The big five record companies have been criticised for spending more time trying to shut down illegal online song-swapping services than concentrating on providing customers with a legal alternative. Record companies have backed services such as MusicNet and pressplay, which give fans a limited number of downloads in return for a monthly subscription and with many conditions attached.
But these have received a muted response from consumers. A US Justice Department investigation into whether such services are anti-competitive has not helped.
Meanwhile, record companies have started to bring multibillion-dollar lawsuits against individuals accused of illegally swapping songs.
Earlier this month a lawsuit that claimed £100,000 for each song illegally shared was filed against four American college students who allegedly used their campus computer network to commit their crime.
The record companies said the students were liable for hundreds of billions in damages, a claim that has infuriated many students, who are the people record companies need to get on their side.
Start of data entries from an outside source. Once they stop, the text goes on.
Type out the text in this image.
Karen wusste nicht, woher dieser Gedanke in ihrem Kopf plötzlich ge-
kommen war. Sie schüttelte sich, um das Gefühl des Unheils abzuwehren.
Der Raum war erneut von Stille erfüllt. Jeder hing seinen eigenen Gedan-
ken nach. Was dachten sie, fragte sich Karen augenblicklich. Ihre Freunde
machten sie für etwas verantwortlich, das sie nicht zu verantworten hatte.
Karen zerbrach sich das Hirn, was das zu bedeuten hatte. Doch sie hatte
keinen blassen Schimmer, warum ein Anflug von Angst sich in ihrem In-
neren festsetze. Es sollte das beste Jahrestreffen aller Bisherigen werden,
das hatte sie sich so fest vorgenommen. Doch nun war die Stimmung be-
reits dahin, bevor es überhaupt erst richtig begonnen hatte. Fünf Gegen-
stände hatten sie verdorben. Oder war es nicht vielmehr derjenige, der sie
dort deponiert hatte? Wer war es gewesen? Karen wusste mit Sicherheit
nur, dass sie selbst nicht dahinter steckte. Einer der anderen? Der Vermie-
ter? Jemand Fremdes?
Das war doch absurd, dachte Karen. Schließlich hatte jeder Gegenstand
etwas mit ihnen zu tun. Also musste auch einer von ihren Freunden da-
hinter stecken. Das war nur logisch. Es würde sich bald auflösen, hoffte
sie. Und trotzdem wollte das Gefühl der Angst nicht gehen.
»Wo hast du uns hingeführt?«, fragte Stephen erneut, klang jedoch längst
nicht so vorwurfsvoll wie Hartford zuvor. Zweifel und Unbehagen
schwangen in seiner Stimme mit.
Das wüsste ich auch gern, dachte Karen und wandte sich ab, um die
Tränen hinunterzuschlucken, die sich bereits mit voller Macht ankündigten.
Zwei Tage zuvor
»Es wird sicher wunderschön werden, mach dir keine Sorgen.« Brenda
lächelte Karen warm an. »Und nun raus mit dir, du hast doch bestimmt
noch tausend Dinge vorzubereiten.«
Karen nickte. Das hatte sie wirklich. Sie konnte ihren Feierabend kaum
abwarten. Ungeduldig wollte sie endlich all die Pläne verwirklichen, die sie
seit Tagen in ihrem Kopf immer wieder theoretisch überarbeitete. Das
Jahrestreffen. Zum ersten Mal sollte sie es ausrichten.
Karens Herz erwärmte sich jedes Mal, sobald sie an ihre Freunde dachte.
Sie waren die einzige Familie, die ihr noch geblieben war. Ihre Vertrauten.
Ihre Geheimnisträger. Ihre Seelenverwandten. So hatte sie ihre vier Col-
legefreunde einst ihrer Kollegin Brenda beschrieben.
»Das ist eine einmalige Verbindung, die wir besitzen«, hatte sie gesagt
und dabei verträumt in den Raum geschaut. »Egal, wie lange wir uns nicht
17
Apple hopes that iTunes will win over consumers with the same simplicity that has made its computers popular with design purists. Fans log on to the site, enter their credit card details and download a song on to their computers. Songs can then be burnt on to blank CDs using equipment that is standard on most home computers. iTunes has a selection of about 200,000 songs, including works by U2, Bob Dylan, Fleetwood Mac, Eminem and Jay-Z. Apple said that more songs would become available shortly.
The service, currently available only in the United States but expected soon in Europe, differs from most rival online music services, such as MusicNet and pressplay, because it does not offer monthly subscriptions.
Instead, fans simply pay for the music they want, when they want it.
Steve Jobs, Apple’s founder, believes that he thinks the shop may be the first real alternative to the illegal downloading of music.
“Consumers don’t want to be treated like criminals and artists don’t want their valuable work stolen,” he said. “The iTunes Music Store offers a groundbreaking solution for both.”
Mr Jobs says the service will be available only to Apple users this year. A Windows-based service should be available next year.
Rival executives are sceptical. They argue that record companies may be reluctant to give Apple the copyright agreements necessary to offer more songs online for 99 cents each, but admit that Mr Jobs’s timing is spectacular: similar services from the supermarket giant Wal-Mart (which owns Asda in Britain) and the online bookseller Amazon.com are expected overduring the next few months.
They also said that Apple has previously struggled to sell its products to a mass market.
The iPod, however, is an exception. The tiny digital device is beloved by fashion-setting pop stars such as Moby and already has 50 per cent of the portable jukebox market, according to IDC market research.